Researchers from Japan and California have developed a new design for blue and green LEDs to reduce efficiency droop. The observations will be demonstrated during the Conference on Lasers and Electro-Optics (CLEO: 2012), scheduled from May 6 to 11 in San Jose, California.

Schematic of the transparent LED packaging design (left). A working blue LED using the design (right). (Photo: Yuji Zhao, University of California Santa Barbara)

The research team designed low droop and high efficacy LEDs by altering the direction of the crystal structure within semiconductor films. Droop refers to significant drop in efficiency at extreme currents. It is one of the major factors that retard the growth of the solid-state lighting market.

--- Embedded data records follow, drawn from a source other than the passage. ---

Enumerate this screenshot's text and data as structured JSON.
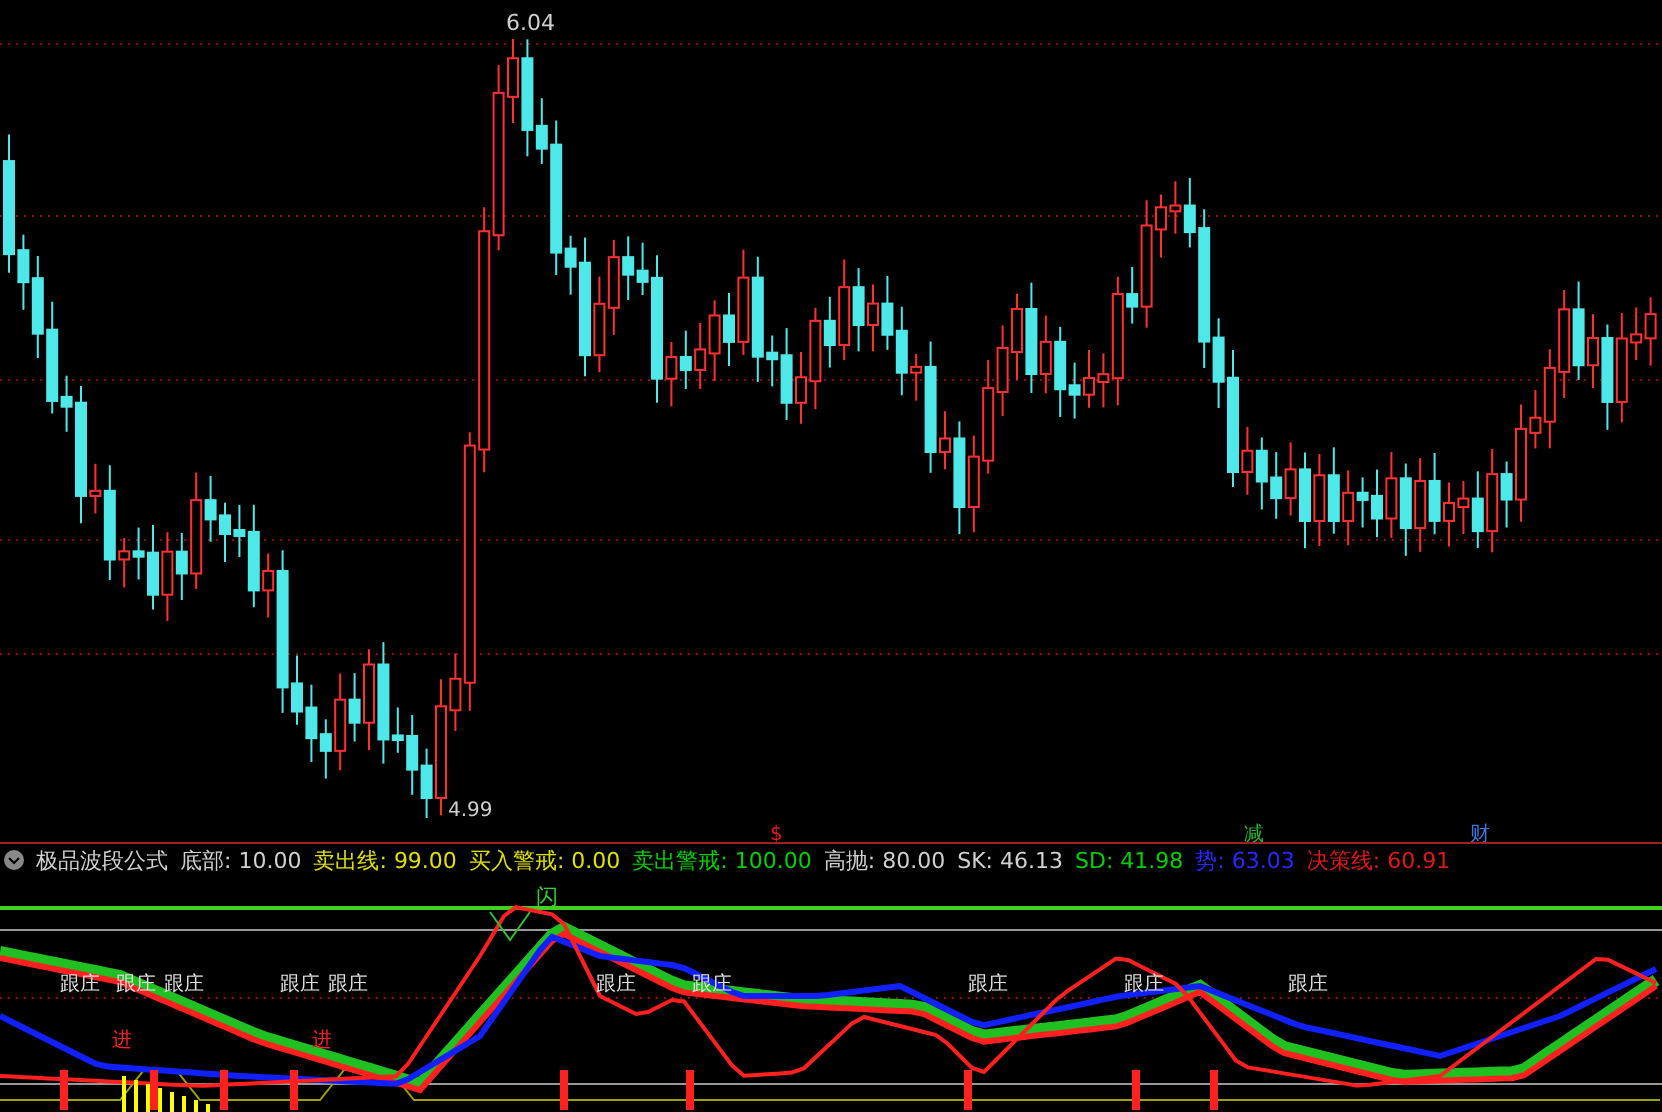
{
  "main_chart": {
    "high_label": "6.04",
    "low_label": "4.99",
    "signals": [
      {
        "text": "$",
        "color": "#e01818"
      },
      {
        "text": "减",
        "color": "#28b828"
      },
      {
        "text": "财",
        "color": "#3c78e0"
      }
    ]
  },
  "indicator": {
    "name": "极品波段公式",
    "params": [
      {
        "label": "底部:",
        "value": "10.00",
        "color": "#d0d0d0"
      },
      {
        "label": "卖出线:",
        "value": "99.00",
        "color": "#e0e000"
      },
      {
        "label": "买入警戒:",
        "value": "0.00",
        "color": "#e0e000"
      },
      {
        "label": "卖出警戒:",
        "value": "100.00",
        "color": "#00d000"
      },
      {
        "label": "高抛:",
        "value": "80.00",
        "color": "#d0d0d0"
      },
      {
        "label": "SK:",
        "value": "46.13",
        "color": "#d0d0d0"
      },
      {
        "label": "SD:",
        "value": "41.98",
        "color": "#00d000"
      },
      {
        "label": "势:",
        "value": "63.03",
        "color": "#2828ff"
      },
      {
        "label": "决策线:",
        "value": "60.91",
        "color": "#e01818"
      }
    ]
  },
  "panel": {
    "flash_label": "闪",
    "follow_labels": [
      "跟庄",
      "跟庄",
      "跟庄",
      "跟庄",
      "跟庄",
      "跟庄",
      "跟庄",
      "跟庄",
      "跟庄",
      "跟庄"
    ],
    "entry_labels": [
      "进",
      "进"
    ]
  }
}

Household bulbs generate white light due to the mix of wavelengths with the hue produced from blue and green LEDs. These valuable colors are the ‘droopiest’ of the LEDs and are difficult to design.

LEDs have increased energy-efficiency compared to the heat-generating incandescent bulbs. However, the LEDs lose a major part of this efficiency at high current lighting due to the droop feature. Although the droop-causing factor has not been clearly resolved, the research team at UC Santa Barbara has devised an innovative technique to reduce droop by revolutionizing the production method of LEDs.

LED chips are created from layers of doped semiconductors packed together. By applying voltage through these layers, migration of electrons and holes takes place, which is directed toward an active layer area of LED, resulting in a photon. The commercially available blue LEDs, the c-plane accommodate the crystals that bind the semiconductor layers. Based on this standard orientation of the crystals, electrical fields that intervene during integration of the electrons and holes can be created.

The research team from UCSB designed LEDs that consist of tilted and non-traditional crystal orientations that reduce the field’s effect, showing minimal droop. Based on this approach, compact and low-cost LED chips were developed by the researchers.